La mort des « traîtres » sert à la science
Grigori Moïssevitch teste scrupuleusement chaque produit sur 10 cobayes. Il varie les modes d'ingestion et les doses en fonction de l'âge et de la constitution des « oiseaux ». Si au bout de quatorze jours, le détenu est encore, miraculeusement, en vie, on l'exécute. C'est la règle. Tous les corps des sujets d'expériences sont brûlés au crématoire, sauf un, qu'on transporte jusqu'à l'hôpital Sklifasovski pour autopsie. Chaque fois, le directeur du laboratoire X, comme on le désigne à la Loubianka, attend les résultats avec impatience. Va-t-il enfin trouver le poison parfait ? Et recevoir l'ordre de Staline ?
Dans sa cellule, le patient, un garçon jeune et solide, est mort. Avant de procéder à une autre expérience, Maïranovski décide de se restaurer. Une bonne rasade de vodka ne lui fera pas de mal non plus. Fort heureusement, le laboratoire ne manque de rien. Ni d'alcool, ni de zakouski, ni de poisons, ni « d'oiseaux ». Les prisons sont pleines. Les caves de la Loubianka également. Elles sont situées juste au-dessous du laboratoire. Un souterrain relie tous les bâtiments occupés par la police politique.

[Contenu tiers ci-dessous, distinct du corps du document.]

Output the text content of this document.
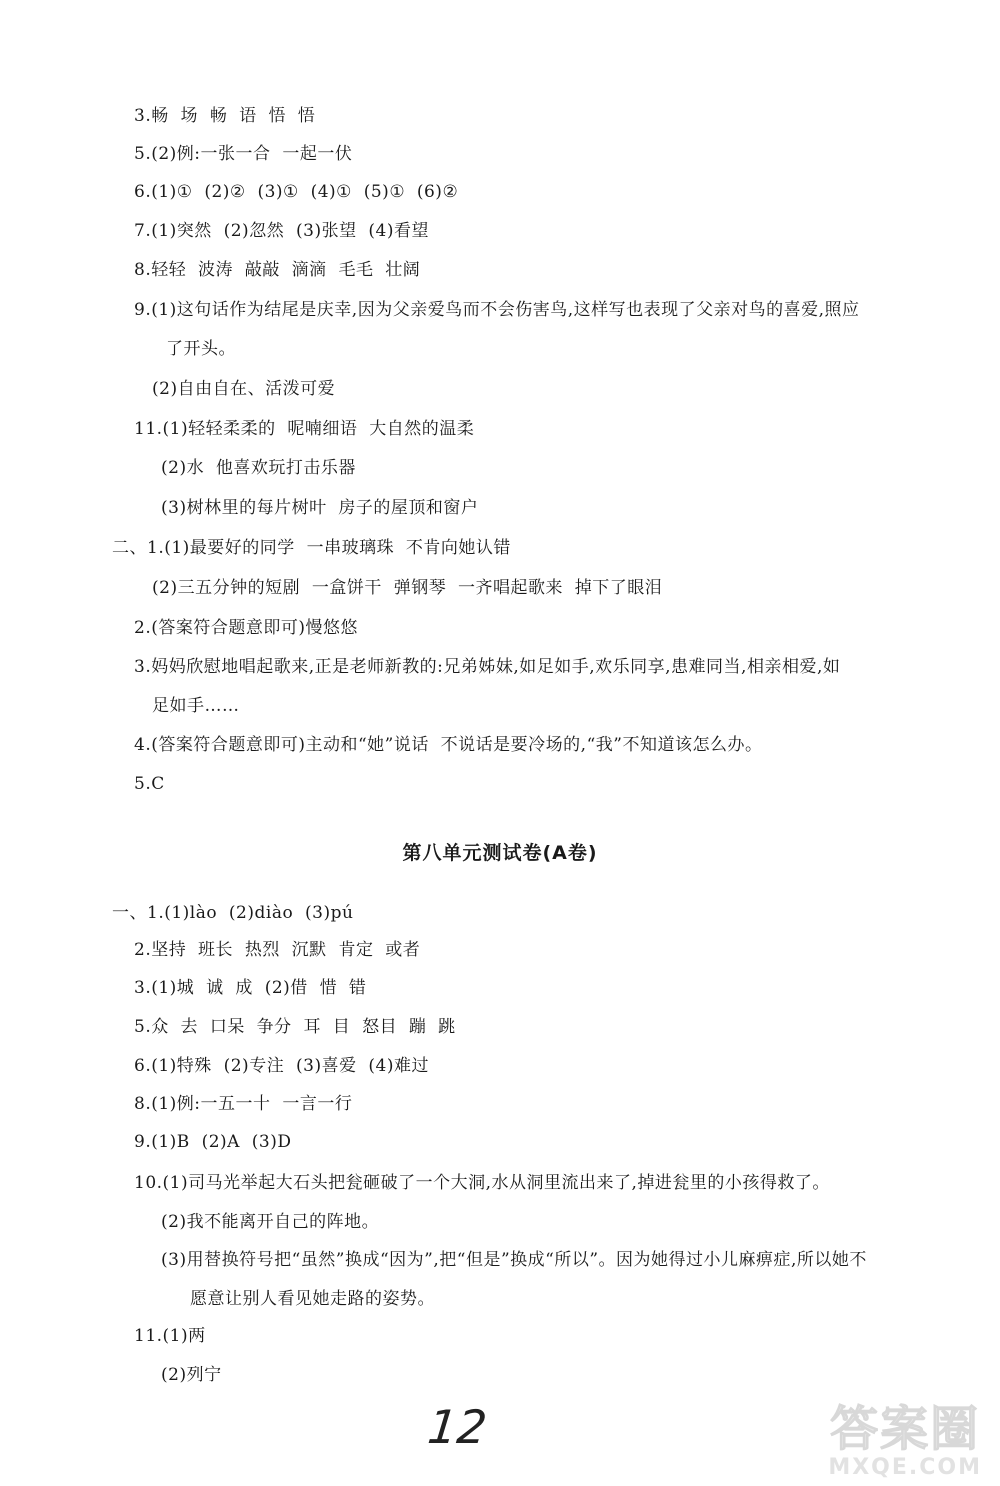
3.畅  场  畅  语  悟  悟
5.(2)例:一张一合  一起一伏
6.(1)①  (2)②  (3)①  (4)①  (5)①  (6)②
7.(1)突然  (2)忽然  (3)张望  (4)看望
8.轻轻  波涛  敲敲  滴滴  毛毛  壮阔
9.(1)这句话作为结尾是庆幸,因为父亲爱鸟而不会伤害鸟,这样写也表现了父亲对鸟的喜爱,照应
了开头。
(2)自由自在、活泼可爱
11.(1)轻轻柔柔的  呢喃细语  大自然的温柔
(2)水  他喜欢玩打击乐器
(3)树林里的每片树叶  房子的屋顶和窗户
二、1.(1)最要好的同学  一串玻璃珠  不肯向她认错
(2)三五分钟的短剧  一盒饼干  弹钢琴  一齐唱起歌来  掉下了眼泪
2.(答案符合题意即可)慢悠悠
3.妈妈欣慰地唱起歌来,正是老师新教的:兄弟姊妹,如足如手,欢乐同享,患难同当,相亲相爱,如
足如手……
4.(答案符合题意即可)主动和“她”说话  不说话是要冷场的,“我”不知道该怎么办。
5.C
第八单元测试卷(A卷)
一、1.(1)lào  (2)diào  (3)pú
2.坚持  班长  热烈  沉默  肯定  或者
3.(1)城  诚  成  (2)借  惜  错
5.众  去  口呆  争分  耳  目  怒目  蹦  跳
6.(1)特殊  (2)专注  (3)喜爱  (4)难过
8.(1)例:一五一十  一言一行
9.(1)B  (2)A  (3)D
10.(1)司马光举起大石头把瓮砸破了一个大洞,水从洞里流出来了,掉进瓮里的小孩得救了。
(2)我不能离开自己的阵地。
(3)用替换符号把“虽然”换成“因为”,把“但是”换成“所以”。因为她得过小儿麻痹症,所以她不
愿意让别人看见她走路的姿势。
11.(1)两
(2)列宁
12	答案圈
MXQE.COM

En principe, Maïranovski ne connaît ni le nom de ses cobayes, ni leur profession, ni même le crime dont on les accuse. Il lui suffit de savoir qu'ils ont été condamnés pour antisoviétisme. Quelle différence s'ils meurent d'une balle dans la nuque ou empoisonnés ? Au moins, chez Maïranovski, la mort des « traîtres » sert à la science. Le docteur ne doute pas du bien-fondé de son travail. Il oeuvre pour la patrie. Il n'a rien à se reprocher. D'ailleurs, ses supérieurs apprécient sa discipline, son égalité d'humeur, l'absence de sensiblerie dont il fait montre. Tous les collaborateurs du laboratoire ne sont pas aussi flegmatiques que lui. Certains l'inquiètent même. Il a fallu interner l'un d'eux. En pleine crise de delirium. Maïranovski avait bien remarqué que le chimiste buvait trop. Son adjoint a également noté que de la morphine disparaissait régulièrement de la pharmacie. Mauviettes ! Tous des mauviettes avec leurs soi-disant cauchemars ! Comme si l'époque était au sentimentalisme bourgeois.